John Curtin Gallery 4 Jul - 14 Sep 2025

Kaurna artist James Tylor bridges historical and contemporary photographic process, sculpture and found objects as a language of intervention.

‘Turrangka…in the shadows’ surveys a decade of Tylor’s practice and, for the first time, brings together the most comprehensive selection of his unique daguerreotypes, expansive digital photographic series, hand-made Kaurna cultural objects, and furniture.

Opening Event: 3 July 2025
Exhibition Open: 4 July – 14 September 2025
Supported By: Art Gallery NSW.

The exhibition title is drawn from a Kaurna word, highlighting a significant ongoing aspect of Tylor’s practice: the learning and sharing of his Indigenous language. As well as shadow, turra also translates to reflection, image, and mirror.

At the core of Tylor’s practice is a continuously innovative programme of photographic intervention, disrupting the image to redact or highlight visual information. He systematically alters the reading of Country by excising information from the photographic print or inscribing language and place-names onto the surface of his daguerreotypes. These photographs provide a glimpse into Tylor’s broader practice of recreating Kaurna cultural artefacts, architecture, and ephemera. Antiquated analogue photographic processes including Becquerel daguerreotypes and hand-tinting are also used to generate a new archive of pseudo-historical images. Tylor’s recreations point to the absence of these images from the hegemonic depiction of colonial Australia’s visual history.

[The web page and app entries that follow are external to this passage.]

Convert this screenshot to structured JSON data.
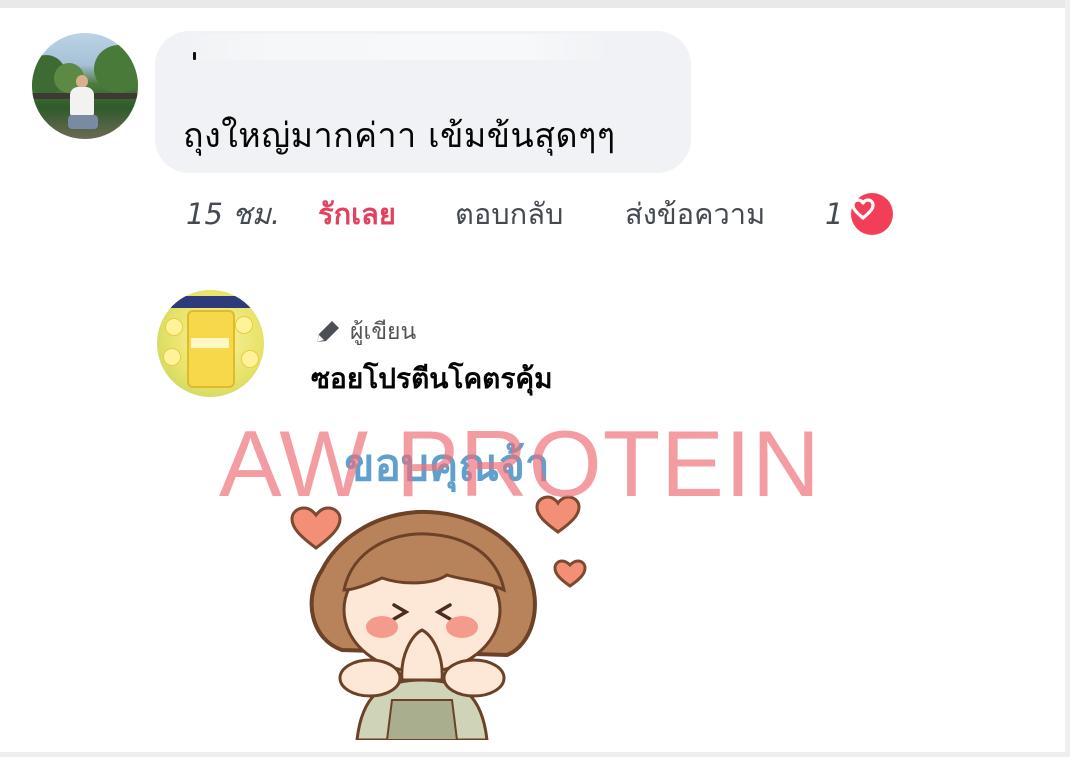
{
  "comment": {
    "text": "ถุงใหญ่มากค่าา  เข้มข้นสุดๆๆ",
    "time": "15 ชม.",
    "actions": {
      "love": "รักเลย",
      "reply": "ตอบกลับ",
      "message": "ส่งข้อความ"
    },
    "reaction_count": "1",
    "reaction_icon": "heart-icon"
  },
  "reply": {
    "author_badge_icon": "pencil-icon",
    "author_label": "ผู้เขียน",
    "page_name": "ซอยโปรตีนโคตรคุ้ม",
    "sticker_text": "ขอบคุณจ้า"
  },
  "watermark": "AW PROTEIN",
  "colors": {
    "accent_red": "#e4405f",
    "heart_bg": "#f33e58",
    "bubble_bg": "#f0f2f5",
    "meta_text": "#444a52"
  }
}
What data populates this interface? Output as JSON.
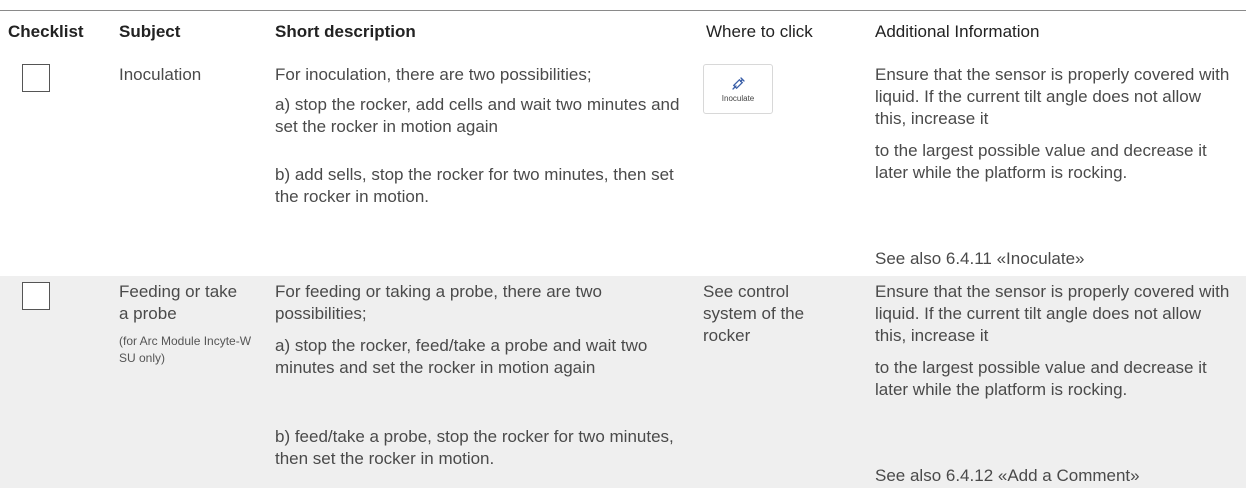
{
  "headers": {
    "checklist": "Checklist",
    "subject": "Subject",
    "short_description": "Short description",
    "where_to_click": "Where to click",
    "additional_information": "Additional Information"
  },
  "rows": [
    {
      "subject": "Inoculation",
      "description": [
        "For inoculation, there are two possibilities;",
        "a) stop the rocker, add cells and wait two minutes and set the rocker in motion again",
        "b) add sells, stop the rocker for two minutes, then set the rocker in motion."
      ],
      "where_button": {
        "label": "Inoculate",
        "icon": "syringe-icon"
      },
      "info": [
        "Ensure that the sensor is properly covered with liquid. If the current tilt angle does not allow this, increase it",
        "to the largest possible value and decrease it later while the platform is rocking.",
        "See also 6.4.11 «Inoculate»"
      ]
    },
    {
      "subject": "Feeding or take a probe",
      "subject_note": "(for Arc Module Incyte-W SU only)",
      "description": [
        "For feeding or taking a probe, there are two possibilities;",
        "a) stop the rocker, feed/take a probe and wait two minutes and set the rocker in motion again",
        "b) feed/take a probe, stop the rocker for two minutes, then set the rocker in motion."
      ],
      "where_text": "See control system of the rocker",
      "info": [
        "Ensure that the sensor is properly covered with liquid. If the current tilt angle does not allow this, increase it",
        "to the largest possible value and decrease it later while the platform is rocking.",
        "See also 6.4.12 «Add a Comment»"
      ]
    }
  ],
  "colors": {
    "row_alt_bg": "#efefef",
    "rule": "#8a8a8a"
  }
}
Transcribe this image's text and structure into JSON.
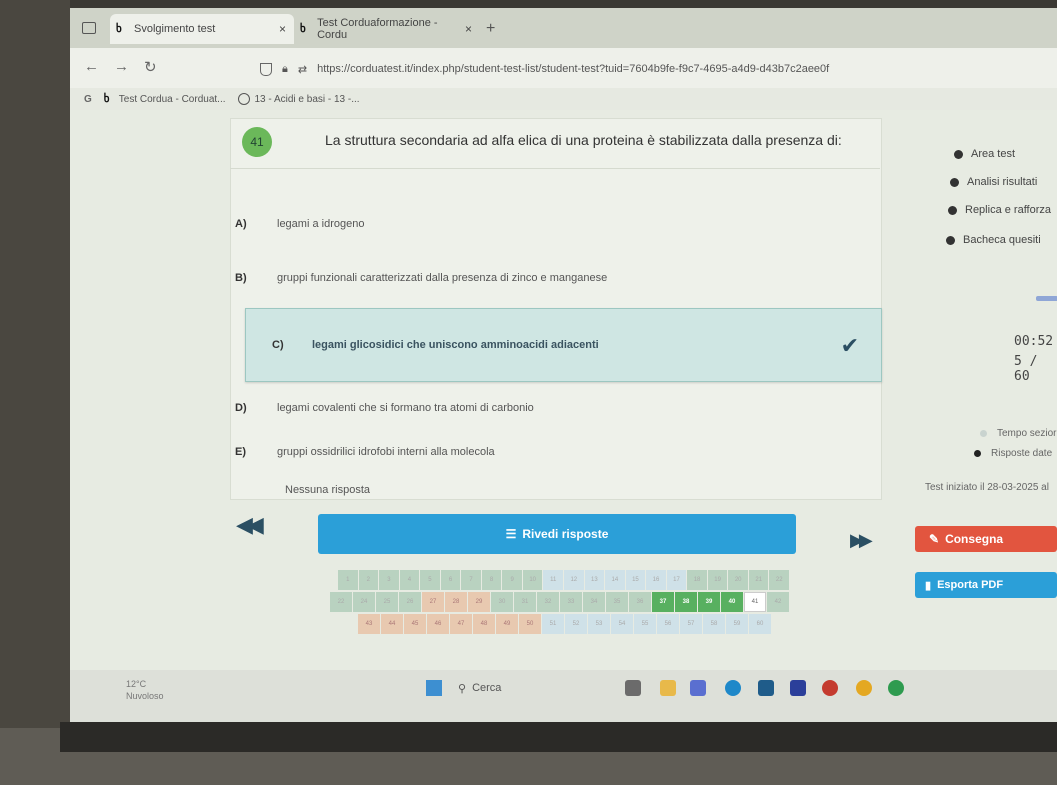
{
  "browser": {
    "tabs": [
      {
        "title": "Svolgimento test",
        "close": "×"
      },
      {
        "title": "Test Corduaformazione - Cordu",
        "close": "×"
      }
    ],
    "new_tab": "+",
    "url": "https://corduatest.it/index.php/student-test-list/student-test?tuid=7604b9fe-f9c7-4695-a4d9-d43b7c2aee0f",
    "bookmarks": [
      {
        "label": "Test Cordua - Corduat..."
      },
      {
        "label": "13 - Acidi e basi - 13 -..."
      }
    ]
  },
  "question": {
    "number": "41",
    "text": "La struttura secondaria ad alfa elica di una proteina è stabilizzata dalla presenza di:",
    "answers": [
      {
        "letter": "A)",
        "text": "legami a idrogeno"
      },
      {
        "letter": "B)",
        "text": "gruppi funzionali caratterizzati dalla presenza di zinco e manganese"
      },
      {
        "letter": "C)",
        "text": "legami glicosidici che uniscono amminoacidi adiacenti"
      },
      {
        "letter": "D)",
        "text": "legami covalenti che si formano tra atomi di carbonio"
      },
      {
        "letter": "E)",
        "text": "gruppi ossidrilici idrofobi interni alla molecola"
      }
    ],
    "selected_index": 2,
    "no_answer": "Nessuna risposta"
  },
  "sidebar": {
    "links": [
      "Area test",
      "Analisi risultati",
      "Replica e rafforza",
      "Bacheca quesiti"
    ],
    "timer": "00:52",
    "progress": "5 / 60",
    "legend": [
      {
        "label": "Tempo sezior",
        "color": "#c9d3cf"
      },
      {
        "label": "Risposte date",
        "color": "#222222"
      }
    ],
    "started": "Test iniziato il 28-03-2025 al"
  },
  "controls": {
    "prev": "◀◀",
    "next": "▶▶",
    "review_label": "Rivedi risposte",
    "submit_label": "Consegna",
    "pdf_label": "Esporta PDF"
  },
  "grid": {
    "rows": [
      [
        "1",
        "2",
        "3",
        "4",
        "5",
        "6",
        "7",
        "8",
        "9",
        "10",
        "11",
        "12",
        "13",
        "14",
        "15",
        "16",
        "17",
        "18",
        "19",
        "20",
        "21",
        "22"
      ],
      [
        "22",
        "24",
        "25",
        "26",
        "27",
        "28",
        "29",
        "30",
        "31",
        "32",
        "33",
        "34",
        "35",
        "36",
        "37",
        "38",
        "39",
        "40",
        "41",
        "42"
      ],
      [
        "43",
        "44",
        "45",
        "46",
        "47",
        "48",
        "49",
        "50",
        "51",
        "52",
        "53",
        "54",
        "55",
        "56",
        "57",
        "58",
        "59",
        "60"
      ]
    ]
  },
  "taskbar": {
    "temp": "12°C",
    "weather": "Nuvoloso",
    "search": "Cerca"
  },
  "colors": {
    "primary": "#2b9fd8",
    "submit": "#e2553f",
    "selected_bg": "#cfe6e3",
    "badge": "#6bb85a"
  }
}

James Tylor is an Australian multi-disciplinary contemporary visual artist. He was born in Mildura, Victoria. He spent his childhood in Menindee in far west New South Wales, and then moved to Kununurra and Derby in the Kimberley region of Western Australia in his adolescent years. From 2003 to 2008, James trained and worked as a carpenter in Australia and Denmark. In 2011 he completed a bachelor of Visual Arts (Photography) at the South Australian School of Art in Adelaide and in 2012 he completed Honours in Fine Arts (Photography) at the Tasmanian School of Art in Hobart. He returned to Adelaide in 2013 and completed a Masters in Visual Arts and Design (Photography) at the South Australian School of Art. Since completing his tertiary education he has researched Indigenous and European colonial history with a focus on South Australia. He is an experienced writer, designer, curator, historian, researcher, art gallery installation and museum collection conservator. James currently works as a professional visual artist in Tarntanya Adelaide on Kaurna Land in South Australia.